Bab 574 Setelah dua detik hening, dia tidak bisa lagi mengendalikan dirinya dan memanggilnya, âAvery!â
Suaranya dipenuhi dengan kekhawatiran yang tidak bisa disembunyikan untuknya.
Dia tersedak beberapa kali dan akhirnya rasa mualnya hilang.
Elliot mendapatkan kembali ketenangannya dan bergumam dengan suara serak, âAvery, berbaringlah di tempat tidur jika kamu merasa tidak enak badan.â
Marah dengan apa yang dia katakan, dia membalas, âAku tidak butuh belas kasihanmu!â
Dia tidak perlu memberitahunya betapa hebatnya Chelseaee.
âAku kasihan pada anak kita!â Dia berkata dengan tegas sambil mengencangkan cengkeramannya di telepon.
âKenapa begitu?â Dia bertanya dengan sinis, âkarena aku belum menyingkirkannya ?!â
âAvery Tate, apakah kamu benar-benar harus begitu agresif ?!â
Elliot tidak bisa tidak bertanya-tanya apakah dia benar-benar penjahat seperti yang dia katakan. Dia sangat gembira tentang anak mereka dan menantikannya datang ke dunia; dan ketika kecelakaan itu terjadi, dia juga sangat terluka.
âSiapa yang pertama kali memulainya?â Avery duduk di samping tempat tidur, matanya memerah saat jari-jarinya menggali seprai. âChelsea patuh dan pengertian⦠Ulangi semua yang baru saja kamu katakan!â
Elliot menggerakkan bibirnya tetapi tidak bisa mengucapkan sepatah kata pun.
âJangan membuatku jijik lagi!â Dia berkata dengan tegas, sebelum menutup telepon.

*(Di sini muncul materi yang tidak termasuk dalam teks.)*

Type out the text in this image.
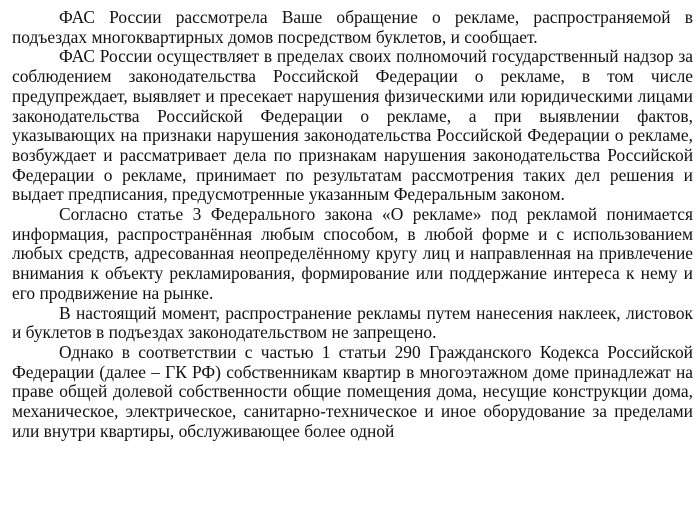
ФАС России рассмотрела Ваше обращение о рекламе, распространяемой в подъездах многоквартирных домов посредством буклетов, и сообщает.

ФАС России осуществляет в пределах своих полномочий государственный надзор за соблюдением законодательства Российской Федерации о рекламе, в том числе предупреждает, выявляет и пресекает нарушения физическими или юридическими лицами законодательства Российской Федерации о рекламе, а при выявлении фактов, указывающих на признаки нарушения законодательства Российской Федерации о рекламе, возбуждает и рассматривает дела по признакам нарушения законодательства Российской Федерации о рекламе, принимает по результатам рассмотрения таких дел решения и выдает предписания, предусмотренные указанным Федеральным законом.

Согласно статье 3 Федерального закона «О рекламе» под рекламой понимается информация, распространённая любым способом, в любой форме и с использованием любых средств, адресованная неопределённому кругу лиц и направленная на привлечение внимания к объекту рекламирования, формирование или поддержание интереса к нему и его продвижение на рынке.

В настоящий момент, распространение рекламы путем нанесения наклеек, листовок и буклетов в подъездах законодательством не запрещено.

Однако в соответствии с частью 1 статьи 290 Гражданского Кодекса Российской Федерации (далее – ГК РФ) собственникам квартир в многоэтажном доме принадлежат на праве общей долевой собственности общие помещения дома, несущие конструкции дома, механическое, электрическое, санитарно-техническое и иное оборудование за пределами или внутри квартиры, обслуживающее более одной
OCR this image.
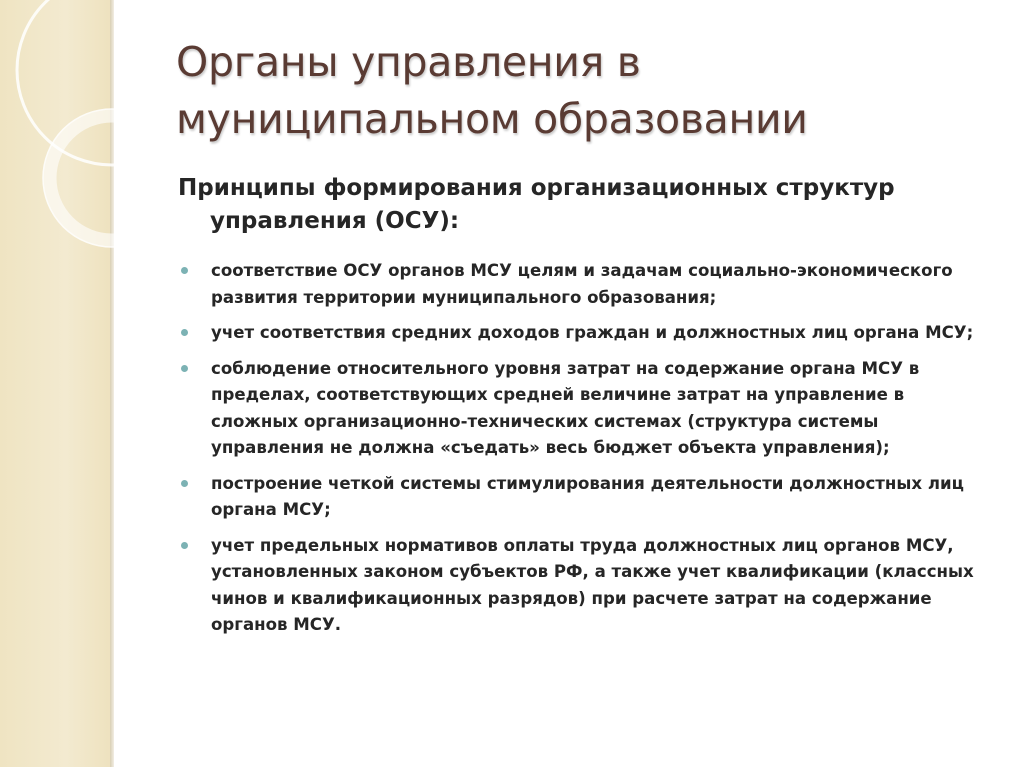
Органы управления в
муниципальном образовании

Принципы формирования организационных структур управления (ОСУ):

соответствие ОСУ органов МСУ целям и задачам социально-экономического развития территории муниципального образования;
учет соответствия средних доходов граждан и должностных лиц органа МСУ;
соблюдение относительного уровня затрат на содержание органа МСУ в пределах, соответствующих средней величине затрат на управление в сложных организационно-технических системах (структура системы управления не должна «съедать» весь бюджет объекта управления);
построение четкой системы стимулирования деятельности должностных лиц органа МСУ;
учет предельных нормативов оплаты труда должностных лиц органов МСУ, установленных законом субъектов РФ, а также учет квалификации (классных чинов и квалификационных разрядов) при расчете затрат на содержание органов МСУ.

Elliot menutup matanya dengan putus asa.
Dia terlalu ceroboh. Dia dibutakan oleh amarah dan lupa bahwa dia masih mengandung anaknya.
âBagaimana aku bisa mengatakan hal seperti itu padanya?â
âElliot, ayo makan!â Chelsea membuka pintu kantornya dan mengingatkannya bahwa sudah waktunya untuk pulang kerja.
Dia melihat ke arah Chelsea. Selama setahun terakhir, Chelsea tidak terlihat dan bahkan tidak pernah berbicara dengannya secara tidak perlu; tidak sampai baru-baru ini dia muncul di hadapannya tiba-tiba.
âKamu harus pergi duluan!â Dia berkata, âSaya akan langsung pulang.â
Chelsea mengangguk. âKamu tidak terlihat begitu baik, jadi jangan bekerja lembur terlalu lama.â
Dengan itu, dia berbalik dan pergi. Elliot mengangkat teleponnya untuk mencari nomor Chad, sebelum menelepon. âChad, apakah kamu di Avery sekarang?â
Chad memarkir mobilnya di pinggir jalan dan berkata, âtidak, saya berkelahi dengan mereka. Semuanya baik-baik saja saat makan malam dan kemudian Tammy menyebutkan hal-hal antara Anda dan Chelsea secara tiba-tiba. Saya tidak bisa menahan diri untuk tidak berdebat. Saya kira saya keluar dari barisan, tetapi saya sudah meninggalkan Starry River. â
Elliot memijat pangkal hidungnya dan berkata, âjaga lidahmu di depan Avery mulai sekarang. Dia hamil.â
âYa, aku menyesalinya begitu aku meninggalkan rumahnya. Saya akan meminta maaf padanya di lain hari, âkata Chad dengan rasa bersalah.
Keesokan paginya, Wesley pergi mengunjungi Avery.
Keduanya tidak bisa membantu tetapi saling berpelukan.
âAvery, lupakan apa yang ibuku katakan padamu sebelumnya. Dia sudah tua sekarang dan cukup keras kepala.â Wesley telah menunggu sepanjang waktu hingga Avery kembali sehingga dia bisa menjelaskan semuanya padanya. âAku baik-baik saja sekarang, bagaimana denganmu? Bagaimana lukanya?â
âAku sudah pulih sejak lama.â Avery menuntun Wesley menuju sofa untuk duduk dan menuangkan segelas air hangat untuknya. âWesley, kamu tidak bisa bertindak begitu sembrono saat hal seperti itu terjadi lagi.â
âItu tidak akan terjadi lagi. Anda, di sisi lain, perlu diwaspadai sekarang karena identitas Anda terbuka, âdia mengingatkannya.
âYa. Tanganmuâ¦â Dia duduk di sebelahnya dan mengangkat tangannya.
âTidak masalah. Tidak ada pengaruhnya pada hidupku.â Wesley menunjukkan lukanya dan berkata, âAvery, Elliot telah memintaku untuk menjadi guru Shea.â Dia menatapnya dengan heran mendengar kata-kata itu.